Witnesses on the stand at trial are a prime example. When a witness is giving his testimony, we, as a society, want to ensure that the witness gives a full account of everything without holding back for fear of saying something defamatory. Likewise, lawmakers themselves are immune from defamation suits resulting from statements made in legislative chamber or in official materials.

Social Media and Defamation

With the rise of social media, it’s now easier than ever to make a defamatory statement. That’s because social media services like Twitter and Facebook allow you to instantly “publish” a statement that can reach thousands of people. Whether it’s a disparaging blog post, Facebook status update, or YouTube video, online defamation is treated the same way as more traditional forms. That means you can be sued for any defamatory statements you post online.

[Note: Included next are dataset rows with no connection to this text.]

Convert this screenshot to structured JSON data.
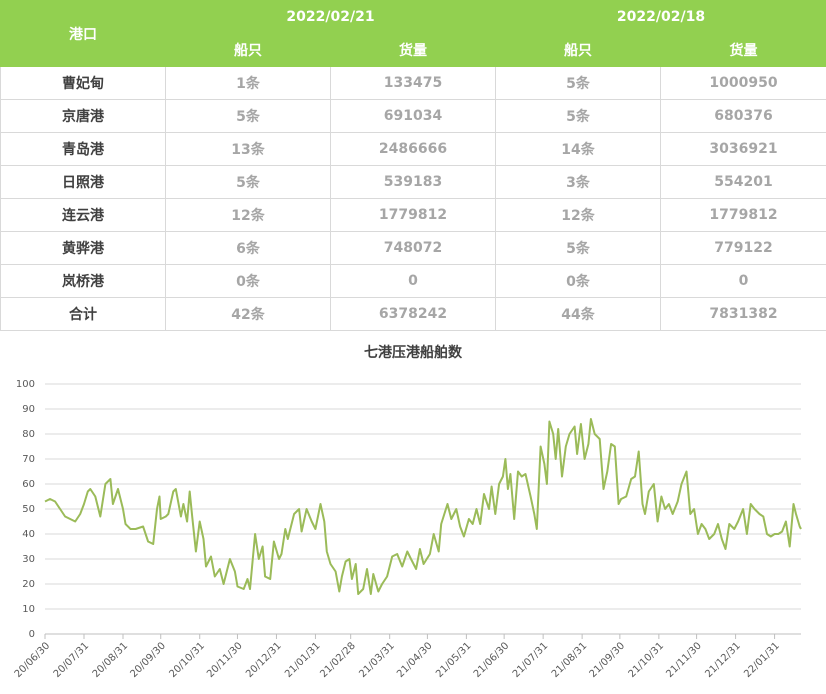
{
  "table": {
    "columns": {
      "port": "港口",
      "dates": [
        "2022/02/21",
        "2022/02/18"
      ],
      "sub": [
        "船只",
        "货量",
        "船只",
        "货量"
      ]
    },
    "rows": [
      [
        "曹妃甸",
        "1条",
        133475,
        "5条",
        1000950
      ],
      [
        "京唐港",
        "5条",
        691034,
        "5条",
        680376
      ],
      [
        "青岛港",
        "13条",
        2486666,
        "14条",
        3036921
      ],
      [
        "日照港",
        "5条",
        539183,
        "3条",
        554201
      ],
      [
        "连云港",
        "12条",
        1779812,
        "12条",
        1779812
      ],
      [
        "黄骅港",
        "6条",
        748072,
        "5条",
        779122
      ],
      [
        "岚桥港",
        "0条",
        0,
        "0条",
        0
      ],
      [
        "合计",
        "42条",
        6378242,
        "44条",
        7831382
      ]
    ]
  },
  "chart_data": {
    "type": "line",
    "title": "七港压港船舶数",
    "color": "#9bbb59",
    "grid": true,
    "xlim": [
      "20/06/30",
      "22/02/21"
    ],
    "xticks": [
      "20/06/30",
      "20/07/31",
      "20/08/31",
      "20/09/30",
      "20/10/31",
      "20/11/30",
      "20/12/31",
      "21/01/31",
      "21/02/28",
      "21/03/31",
      "21/04/30",
      "21/05/31",
      "21/06/30",
      "21/07/31",
      "21/08/31",
      "21/09/30",
      "21/10/31",
      "21/11/30",
      "21/12/31",
      "22/01/31"
    ],
    "ylim": [
      0,
      100
    ],
    "yticks": [
      0,
      10,
      20,
      30,
      40,
      50,
      60,
      70,
      80,
      90,
      100
    ],
    "x": [
      "20/06/30",
      "20/07/04",
      "20/07/08",
      "20/07/12",
      "20/07/16",
      "20/07/20",
      "20/07/24",
      "20/07/28",
      "20/07/31",
      "20/08/03",
      "20/08/05",
      "20/08/09",
      "20/08/13",
      "20/08/17",
      "20/08/21",
      "20/08/23",
      "20/08/27",
      "20/08/31",
      "20/09/02",
      "20/09/06",
      "20/09/10",
      "20/09/16",
      "20/09/20",
      "20/09/24",
      "20/09/27",
      "20/09/29",
      "20/09/30",
      "20/10/04",
      "20/10/06",
      "20/10/10",
      "20/10/12",
      "20/10/16",
      "20/10/18",
      "20/10/21",
      "20/10/23",
      "20/10/25",
      "20/10/28",
      "20/10/31",
      "20/11/03",
      "20/11/05",
      "20/11/09",
      "20/11/12",
      "20/11/16",
      "20/11/19",
      "20/11/24",
      "20/11/28",
      "20/11/30",
      "20/12/05",
      "20/12/08",
      "20/12/10",
      "20/12/14",
      "20/12/17",
      "20/12/20",
      "20/12/22",
      "20/12/26",
      "20/12/29",
      "21/01/02",
      "21/01/04",
      "21/01/07",
      "21/01/09",
      "21/01/14",
      "21/01/18",
      "21/01/20",
      "21/01/24",
      "21/01/28",
      "21/01/31",
      "21/02/04",
      "21/02/07",
      "21/02/09",
      "21/02/12",
      "21/02/16",
      "21/02/19",
      "21/02/21",
      "21/02/24",
      "21/02/27",
      "21/03/01",
      "21/03/04",
      "21/03/06",
      "21/03/10",
      "21/03/13",
      "21/03/16",
      "21/03/18",
      "21/03/22",
      "21/03/25",
      "21/03/29",
      "21/04/02",
      "21/04/06",
      "21/04/10",
      "21/04/14",
      "21/04/17",
      "21/04/21",
      "21/04/24",
      "21/04/27",
      "21/05/02",
      "21/05/05",
      "21/05/09",
      "21/05/11",
      "21/05/16",
      "21/05/19",
      "21/05/23",
      "21/05/26",
      "21/05/29",
      "21/06/02",
      "21/06/05",
      "21/06/08",
      "21/06/11",
      "21/06/14",
      "21/06/18",
      "21/06/20",
      "21/06/23",
      "21/06/26",
      "21/06/29",
      "21/07/01",
      "21/07/03",
      "21/07/05",
      "21/07/08",
      "21/07/11",
      "21/07/14",
      "21/07/17",
      "21/07/21",
      "21/07/24",
      "21/07/26",
      "21/07/29",
      "21/08/01",
      "21/08/03",
      "21/08/05",
      "21/08/08",
      "21/08/10",
      "21/08/12",
      "21/08/15",
      "21/08/18",
      "21/08/21",
      "21/08/25",
      "21/08/27",
      "21/08/30",
      "21/09/02",
      "21/09/05",
      "21/09/07",
      "21/09/10",
      "21/09/14",
      "21/09/17",
      "21/09/20",
      "21/09/23",
      "21/09/26",
      "21/09/29",
      "21/10/01",
      "21/10/05",
      "21/10/09",
      "21/10/12",
      "21/10/15",
      "21/10/18",
      "21/10/20",
      "21/10/23",
      "21/10/27",
      "21/10/30",
      "21/11/02",
      "21/11/05",
      "21/11/08",
      "21/11/11",
      "21/11/15",
      "21/11/18",
      "21/11/22",
      "21/11/25",
      "21/11/28",
      "21/12/01",
      "21/12/04",
      "21/12/07",
      "21/12/10",
      "21/12/14",
      "21/12/17",
      "21/12/20",
      "21/12/23",
      "21/12/26",
      "21/12/30",
      "22/01/02",
      "22/01/06",
      "22/01/09",
      "22/01/12",
      "22/01/15",
      "22/01/19",
      "22/01/22",
      "22/01/25",
      "22/01/28",
      "22/01/31",
      "22/02/03",
      "22/02/06",
      "22/02/09",
      "22/02/12",
      "22/02/15",
      "22/02/17",
      "22/02/20",
      "22/02/21"
    ],
    "values": [
      53,
      54,
      53,
      50,
      47,
      46,
      45,
      48,
      52,
      57,
      58,
      55,
      47,
      60,
      62,
      52,
      58,
      50,
      44,
      42,
      42,
      43,
      37,
      36,
      50,
      55,
      46,
      47,
      48,
      57,
      58,
      47,
      52,
      45,
      57,
      47,
      33,
      45,
      38,
      27,
      31,
      23,
      26,
      20,
      30,
      25,
      19,
      18,
      22,
      18,
      40,
      30,
      35,
      23,
      22,
      37,
      30,
      32,
      42,
      38,
      48,
      50,
      41,
      50,
      45,
      42,
      52,
      45,
      33,
      28,
      25,
      17,
      23,
      29,
      30,
      22,
      28,
      16,
      18,
      26,
      16,
      24,
      17,
      20,
      23,
      31,
      32,
      27,
      33,
      30,
      26,
      34,
      28,
      32,
      40,
      33,
      44,
      52,
      46,
      50,
      43,
      39,
      46,
      44,
      50,
      44,
      56,
      50,
      59,
      48,
      60,
      63,
      70,
      58,
      64,
      46,
      65,
      63,
      64,
      55,
      48,
      42,
      75,
      68,
      60,
      85,
      80,
      70,
      82,
      63,
      75,
      80,
      83,
      72,
      84,
      70,
      76,
      86,
      80,
      78,
      58,
      65,
      76,
      75,
      52,
      54,
      55,
      62,
      63,
      73,
      52,
      48,
      57,
      60,
      45,
      55,
      50,
      52,
      48,
      53,
      60,
      65,
      48,
      50,
      40,
      44,
      42,
      38,
      40,
      44,
      38,
      34,
      44,
      42,
      45,
      50,
      40,
      52,
      50,
      48,
      47,
      40,
      39,
      40,
      40,
      41,
      45,
      35,
      52,
      48,
      43,
      42
    ]
  }
}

Higher Burdens for Defamation — Public Officials and Figures

Our government places a high priority on the public being allowed to speak their mind about elected officials as well as other public figures. People in the public eye get less protection from defamatory statements and face a higher burden when attempting to win a defamation lawsuit.

When an official is criticized in a false and injurious way for something that relates to their behavior in office, the official must prove all of the above elements associated with normal defamation, and must also show that the statement was made with “actual malice.”

“Actual malice” was defined in a Supreme Court case decided in 1964, Hustler v. Falwell. In that case, the court held that certain statements that would otherwise be defamatory were protected by the First Amendment of the United States Constitution. The court reasoned that the United States society had a “profound national commitment to the principle that debate on public issues should be uninhibited, robust, and wide-open.”

This meant, according to the Court, that public officials could only win a defamation suit when the statement that was made was not an honest mistake and was in fact published with the actual intent to harm the public figure. According to the Court, actual malice only occurs when the person making the statement knew the statement was not true at the time he made it, or had reckless disregard for whether it was true or not.

For other people that are in the public eye, but not public officials, the defamation laws are also different. These people, such as celebrities and movie stars, must also prove, in most situations, that the defamatory statements were made with actual malice.

Freedom of speech is less meaningful when a statement is made about a private individual because the statement is probably not about a matter of public importance. As noted above, a private person has no need to show that the statement maker acted with actual malice in order to be victorious in their defamation lawsuit.